Agrobacterium-mediated transformation of Melastoma malabathricum and Tibouchina semidecandra with sense and antisense dihydroflavonol-4-reductase (DFR) genes

Genetic engineering of a wide variety of plant species has led to the improvement of plant traits. In this study, the genetic transformation of two potentially important flowering ornamentals, Melastoma malabathricum and Tibouchina semidecandra, with sense and antisense dihydroflavonol-4-reductase (DFR) genes using the Agrobacterium-mediated method was carried out.
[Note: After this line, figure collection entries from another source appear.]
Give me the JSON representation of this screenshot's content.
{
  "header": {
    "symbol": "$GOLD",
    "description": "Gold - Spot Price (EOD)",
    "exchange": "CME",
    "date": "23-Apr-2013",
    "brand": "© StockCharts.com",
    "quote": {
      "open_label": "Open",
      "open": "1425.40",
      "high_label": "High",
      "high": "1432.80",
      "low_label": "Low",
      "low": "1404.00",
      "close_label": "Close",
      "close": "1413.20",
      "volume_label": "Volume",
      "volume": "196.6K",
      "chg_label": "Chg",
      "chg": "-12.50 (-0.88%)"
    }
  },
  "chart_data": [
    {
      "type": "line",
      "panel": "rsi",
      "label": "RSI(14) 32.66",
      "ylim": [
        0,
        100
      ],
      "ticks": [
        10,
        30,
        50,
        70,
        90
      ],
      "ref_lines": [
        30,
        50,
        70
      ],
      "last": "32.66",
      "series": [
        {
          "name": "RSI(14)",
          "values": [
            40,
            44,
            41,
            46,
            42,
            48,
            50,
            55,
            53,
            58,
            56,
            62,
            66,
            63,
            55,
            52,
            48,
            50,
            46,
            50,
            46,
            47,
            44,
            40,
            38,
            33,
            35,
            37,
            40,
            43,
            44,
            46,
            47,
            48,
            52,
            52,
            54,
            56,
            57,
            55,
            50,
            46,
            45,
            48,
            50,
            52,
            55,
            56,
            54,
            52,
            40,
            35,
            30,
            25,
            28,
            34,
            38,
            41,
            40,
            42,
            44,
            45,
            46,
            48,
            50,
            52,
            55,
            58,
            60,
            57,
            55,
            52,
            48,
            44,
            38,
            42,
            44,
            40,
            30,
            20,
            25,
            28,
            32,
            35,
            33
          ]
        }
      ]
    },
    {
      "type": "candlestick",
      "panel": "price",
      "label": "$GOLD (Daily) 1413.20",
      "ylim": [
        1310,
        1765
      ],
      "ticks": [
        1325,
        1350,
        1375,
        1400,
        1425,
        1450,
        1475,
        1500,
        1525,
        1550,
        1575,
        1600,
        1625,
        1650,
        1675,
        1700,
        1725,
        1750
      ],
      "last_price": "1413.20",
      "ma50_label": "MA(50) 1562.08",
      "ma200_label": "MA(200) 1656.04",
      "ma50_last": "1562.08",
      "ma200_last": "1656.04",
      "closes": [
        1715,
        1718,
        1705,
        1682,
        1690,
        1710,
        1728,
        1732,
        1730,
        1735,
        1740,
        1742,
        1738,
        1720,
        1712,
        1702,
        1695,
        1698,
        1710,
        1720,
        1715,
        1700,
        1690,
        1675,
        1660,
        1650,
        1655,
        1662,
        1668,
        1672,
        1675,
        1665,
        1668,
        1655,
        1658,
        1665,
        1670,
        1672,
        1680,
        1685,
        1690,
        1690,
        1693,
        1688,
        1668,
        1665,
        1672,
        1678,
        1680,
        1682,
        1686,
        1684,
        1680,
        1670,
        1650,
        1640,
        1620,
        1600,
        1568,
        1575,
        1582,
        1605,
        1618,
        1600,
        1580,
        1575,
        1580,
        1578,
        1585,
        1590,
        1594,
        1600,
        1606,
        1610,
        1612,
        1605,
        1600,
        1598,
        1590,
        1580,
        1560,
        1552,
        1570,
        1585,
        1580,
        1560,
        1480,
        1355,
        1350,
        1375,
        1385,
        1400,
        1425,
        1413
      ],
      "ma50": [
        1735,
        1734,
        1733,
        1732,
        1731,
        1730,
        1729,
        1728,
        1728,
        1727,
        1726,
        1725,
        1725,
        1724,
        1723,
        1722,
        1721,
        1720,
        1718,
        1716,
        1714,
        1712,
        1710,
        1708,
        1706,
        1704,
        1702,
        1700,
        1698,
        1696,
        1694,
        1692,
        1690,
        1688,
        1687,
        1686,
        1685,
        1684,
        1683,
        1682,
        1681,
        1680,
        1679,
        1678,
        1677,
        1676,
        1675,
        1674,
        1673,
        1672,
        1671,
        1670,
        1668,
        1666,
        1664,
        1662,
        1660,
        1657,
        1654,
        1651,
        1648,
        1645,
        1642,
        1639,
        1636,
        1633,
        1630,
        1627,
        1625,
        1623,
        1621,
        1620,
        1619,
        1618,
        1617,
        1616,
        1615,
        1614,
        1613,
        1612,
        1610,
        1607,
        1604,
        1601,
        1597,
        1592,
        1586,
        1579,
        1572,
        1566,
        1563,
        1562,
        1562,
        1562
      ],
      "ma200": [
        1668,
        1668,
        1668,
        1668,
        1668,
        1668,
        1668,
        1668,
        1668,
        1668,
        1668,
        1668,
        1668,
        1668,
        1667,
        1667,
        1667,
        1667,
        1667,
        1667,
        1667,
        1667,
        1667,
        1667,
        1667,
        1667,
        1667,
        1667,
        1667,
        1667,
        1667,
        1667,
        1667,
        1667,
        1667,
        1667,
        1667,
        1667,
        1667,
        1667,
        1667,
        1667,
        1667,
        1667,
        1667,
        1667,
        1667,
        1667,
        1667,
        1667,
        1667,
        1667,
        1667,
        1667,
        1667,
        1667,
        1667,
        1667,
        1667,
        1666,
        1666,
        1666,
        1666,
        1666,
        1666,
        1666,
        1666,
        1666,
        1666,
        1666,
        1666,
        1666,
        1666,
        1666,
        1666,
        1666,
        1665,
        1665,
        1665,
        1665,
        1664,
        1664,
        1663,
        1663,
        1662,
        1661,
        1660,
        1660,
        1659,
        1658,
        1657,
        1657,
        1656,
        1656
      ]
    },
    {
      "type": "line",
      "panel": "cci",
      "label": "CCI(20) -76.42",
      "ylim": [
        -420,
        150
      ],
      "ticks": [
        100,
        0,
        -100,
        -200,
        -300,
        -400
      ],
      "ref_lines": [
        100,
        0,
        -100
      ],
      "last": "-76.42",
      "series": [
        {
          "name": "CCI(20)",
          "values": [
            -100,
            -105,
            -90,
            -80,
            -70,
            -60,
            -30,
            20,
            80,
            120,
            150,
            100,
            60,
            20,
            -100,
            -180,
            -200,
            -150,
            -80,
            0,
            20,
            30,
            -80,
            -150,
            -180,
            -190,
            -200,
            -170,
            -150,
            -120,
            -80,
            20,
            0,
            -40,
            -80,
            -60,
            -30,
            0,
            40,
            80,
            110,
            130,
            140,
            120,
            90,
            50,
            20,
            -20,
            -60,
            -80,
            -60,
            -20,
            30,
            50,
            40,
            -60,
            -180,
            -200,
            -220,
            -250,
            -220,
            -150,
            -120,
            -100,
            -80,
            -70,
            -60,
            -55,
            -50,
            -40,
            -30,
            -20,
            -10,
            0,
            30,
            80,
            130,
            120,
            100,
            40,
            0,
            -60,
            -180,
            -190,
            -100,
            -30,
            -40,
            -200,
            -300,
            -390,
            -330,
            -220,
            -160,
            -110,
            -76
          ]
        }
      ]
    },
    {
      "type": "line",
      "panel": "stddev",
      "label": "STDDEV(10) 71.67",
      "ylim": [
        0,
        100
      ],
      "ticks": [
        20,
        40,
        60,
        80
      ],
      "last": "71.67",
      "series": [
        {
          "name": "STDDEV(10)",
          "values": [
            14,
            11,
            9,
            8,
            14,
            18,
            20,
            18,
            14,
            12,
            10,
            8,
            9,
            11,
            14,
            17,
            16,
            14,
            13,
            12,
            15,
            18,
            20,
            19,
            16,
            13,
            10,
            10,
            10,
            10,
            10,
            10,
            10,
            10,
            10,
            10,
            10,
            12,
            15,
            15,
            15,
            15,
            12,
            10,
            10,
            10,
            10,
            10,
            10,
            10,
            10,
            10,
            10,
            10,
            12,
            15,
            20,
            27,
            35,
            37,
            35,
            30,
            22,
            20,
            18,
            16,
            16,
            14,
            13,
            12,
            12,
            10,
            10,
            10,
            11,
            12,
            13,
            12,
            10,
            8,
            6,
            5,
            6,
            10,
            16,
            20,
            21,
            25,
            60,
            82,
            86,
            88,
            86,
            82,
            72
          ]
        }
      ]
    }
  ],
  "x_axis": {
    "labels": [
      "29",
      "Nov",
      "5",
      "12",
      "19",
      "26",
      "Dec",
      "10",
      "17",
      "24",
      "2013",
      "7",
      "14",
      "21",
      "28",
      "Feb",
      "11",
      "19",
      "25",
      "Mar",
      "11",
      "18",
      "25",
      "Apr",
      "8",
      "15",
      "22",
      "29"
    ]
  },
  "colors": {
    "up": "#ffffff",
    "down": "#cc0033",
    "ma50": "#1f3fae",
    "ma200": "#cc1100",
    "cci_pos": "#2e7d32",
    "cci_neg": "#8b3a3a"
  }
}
Plasmids pBETD10 and pBETD11, each harbouring the DFR gene at different orientations (sense and antisense) and selectable marker nptII for kanamycin resistance, were used to transform M. malabathricum and T. semidecandra under the optimized transformation protocol. Putative transformants were selected in the presence of kanamycin with their respective optimized concentration. The results indicated that approximately 4.0% of shoots and 6.7% of nodes for M. malabathricum regenerated after transforming with pBETD10, whereas only 3.7% (shoots) and 5.3% (nodes) regenerated with pBETD11 transformation. For the selection of T. semidecandra, 5.3% of shoots and 9.3% of nodes regenerated with pBETD10 transformation, while only 4.7% (shoots) and 8.3% (nodes) regenerated after being transformed with pBETD11. The presence and integration of the sense and antisense DFR genes into the genome of M. malabathricum and T. semidecandra were verified by polymerase chain reaction (PCR) and nucleotide sequence alignment and confirmed by southern analysis. The regenerated putative transformants were acclimatized to glasshouse conditions. Approximately 31.0% pBETD10-transformed and 23.1% pBETD11-transformed M. malabathricum survived in the glasshouse, whereas 69.4% pBETD10-transformed and 57.4% pBETD11-transformed T. semidecandra survived. The colour changes caused by transformation were observed at the budding stage of putative T. semidecandra transformants where greenish buds were produced by both T. semidecandra harbouring the sense and antisense DFR transgenes. Besides that, the production of four-petal flowers also indicated another morphological difference of putative T. semidecandra transformants from the wild type plants which produce five-petal flowers.